Trying to find a more efficient way to do the following. Any suggestions would be appreciated;
Currently I have a process that exports every endpoints in our Asset Management Tool out to a single delimited txt file, which contains the hostname and a bunch of other important information like server owner, support groups, etc. Then this single file is compressed and placed on the main bigfix server. I then have a policy TEM action for every client that downloads this compressed file from the main bes, extract it, find itself in it, and set a series of client settings.
The problem is that regardless of if the information for a client changes in the text file or not, each client goes out and downloads that compressed file (350kb) every 24 hours. What I would like to do is have the clients only download it when they need to, which would involve telling the client that a difference has occurred and they need to go out and download the most recent version.
My problem though is I can’t think of a way for my Main BES (or any other client for that matter) to go tell clients that they need to run an action. Can anyone think of a way for a client to tell another client that something is relevant and to go download the new compressed file?
You don’t mention how many systems are involved, but from the size of the compressed file, it’s quite a few.
Normally, TEM caches downloads on the Relays and clients don’t actually download files from their source. I would think this would interfere with the client detecting changes to the information, and to detect a change to its information embedded in a large file, it would have to download and decompress EVERYONE’S data first.
Wouldn’t it be faster, and more efficient for the data sets to be broken into “per HostName” files? One per computer, then the clients can download just their information? Less network traffic overall (even uncompressed), and less effort for the client to locate its information, changed or not.
Currently, my policy download action for the clients uses “download now as”, so it bypasses the relay structure and downloads the compressed file directley from the main bes.
Yes, it would be faster and more efficient to have a single file per endpoints, however, then I have to have a some folder in my \wwwroot\ folder with thousands and thousands of files. Not sure how Windows will like that…
I was thinking of having each client download this info from a third party asset cache, however, then we would have to open another firewall rule and our advertisement to our customers that bigfix only needs 1 port to a host to work properly wouldn’t be true. Any other suggestions? I like the brainstorming
You are right, windows machines get cranky when you put thousands of files in one folder. They’re better than they used to be, but still not worth the pain if you can avoid it.
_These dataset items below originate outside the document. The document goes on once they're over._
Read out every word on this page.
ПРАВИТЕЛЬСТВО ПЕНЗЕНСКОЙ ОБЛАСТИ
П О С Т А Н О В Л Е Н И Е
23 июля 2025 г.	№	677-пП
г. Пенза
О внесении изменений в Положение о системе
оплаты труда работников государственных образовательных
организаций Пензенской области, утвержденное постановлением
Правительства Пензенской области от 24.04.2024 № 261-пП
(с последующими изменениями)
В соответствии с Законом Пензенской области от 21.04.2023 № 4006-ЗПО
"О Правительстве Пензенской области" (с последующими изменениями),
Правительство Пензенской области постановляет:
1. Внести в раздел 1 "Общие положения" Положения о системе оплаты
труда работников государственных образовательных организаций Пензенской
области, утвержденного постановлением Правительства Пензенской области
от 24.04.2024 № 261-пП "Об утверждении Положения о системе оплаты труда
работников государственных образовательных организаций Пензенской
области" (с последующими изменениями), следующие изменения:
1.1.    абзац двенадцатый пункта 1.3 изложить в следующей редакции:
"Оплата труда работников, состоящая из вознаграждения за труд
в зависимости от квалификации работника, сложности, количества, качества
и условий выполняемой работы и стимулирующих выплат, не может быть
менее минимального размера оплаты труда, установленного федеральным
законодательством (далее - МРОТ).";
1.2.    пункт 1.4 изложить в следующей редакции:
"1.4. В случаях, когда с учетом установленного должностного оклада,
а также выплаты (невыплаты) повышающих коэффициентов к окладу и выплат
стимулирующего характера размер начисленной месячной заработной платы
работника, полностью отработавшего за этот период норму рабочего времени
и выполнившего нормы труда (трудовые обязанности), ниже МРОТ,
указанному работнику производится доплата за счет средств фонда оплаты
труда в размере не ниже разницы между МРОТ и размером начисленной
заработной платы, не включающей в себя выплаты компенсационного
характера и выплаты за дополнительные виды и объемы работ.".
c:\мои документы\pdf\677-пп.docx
Where I work, we use naming conventions so that computers start with names that mean something to those that understand the conventions (ie abc-00001, zyx-99999, etc)
Could you break the files into manageable clusters that way? Even if all of one type were in a single ZIP file it should speed the update process since a smaller data set is being pulled down and scanned through.
To really get funky since you’re already bypassing the Relays, write a script for your web server (php, asp, etc) that simply presents the data you want from a databased back end based on the Hostname passed as a variable. Then use a constructed URL in the Download Now as line. Even better if you can have the script directly access the original source for the data.
I like your last suggestion. When you say “web server”, that would be my main bes, correct? If so, then would I need to install IIS, or is there someway I can get the same results but use the builtin BigFix web server application?
Actually, I was thinking of some other www server. I don’t think adding an http server to you BES server is a good idea.
While the BES agents do use the http protocol to communicate with with relays, they use an alternate port number (52311/TCP).
I’m not sure you want the added activity of several thousand clients querying your Main BES server to run a script that will likely need to make its own TCP connections, and database queries.
You would not need a very robust server, but I think it should be a seperate box.
agreed, it would be better if that www server wouldn’t run on the main bes. However, then I have to go around and open a firewall port to that new wwww host for alot of subnets, which I can’t do.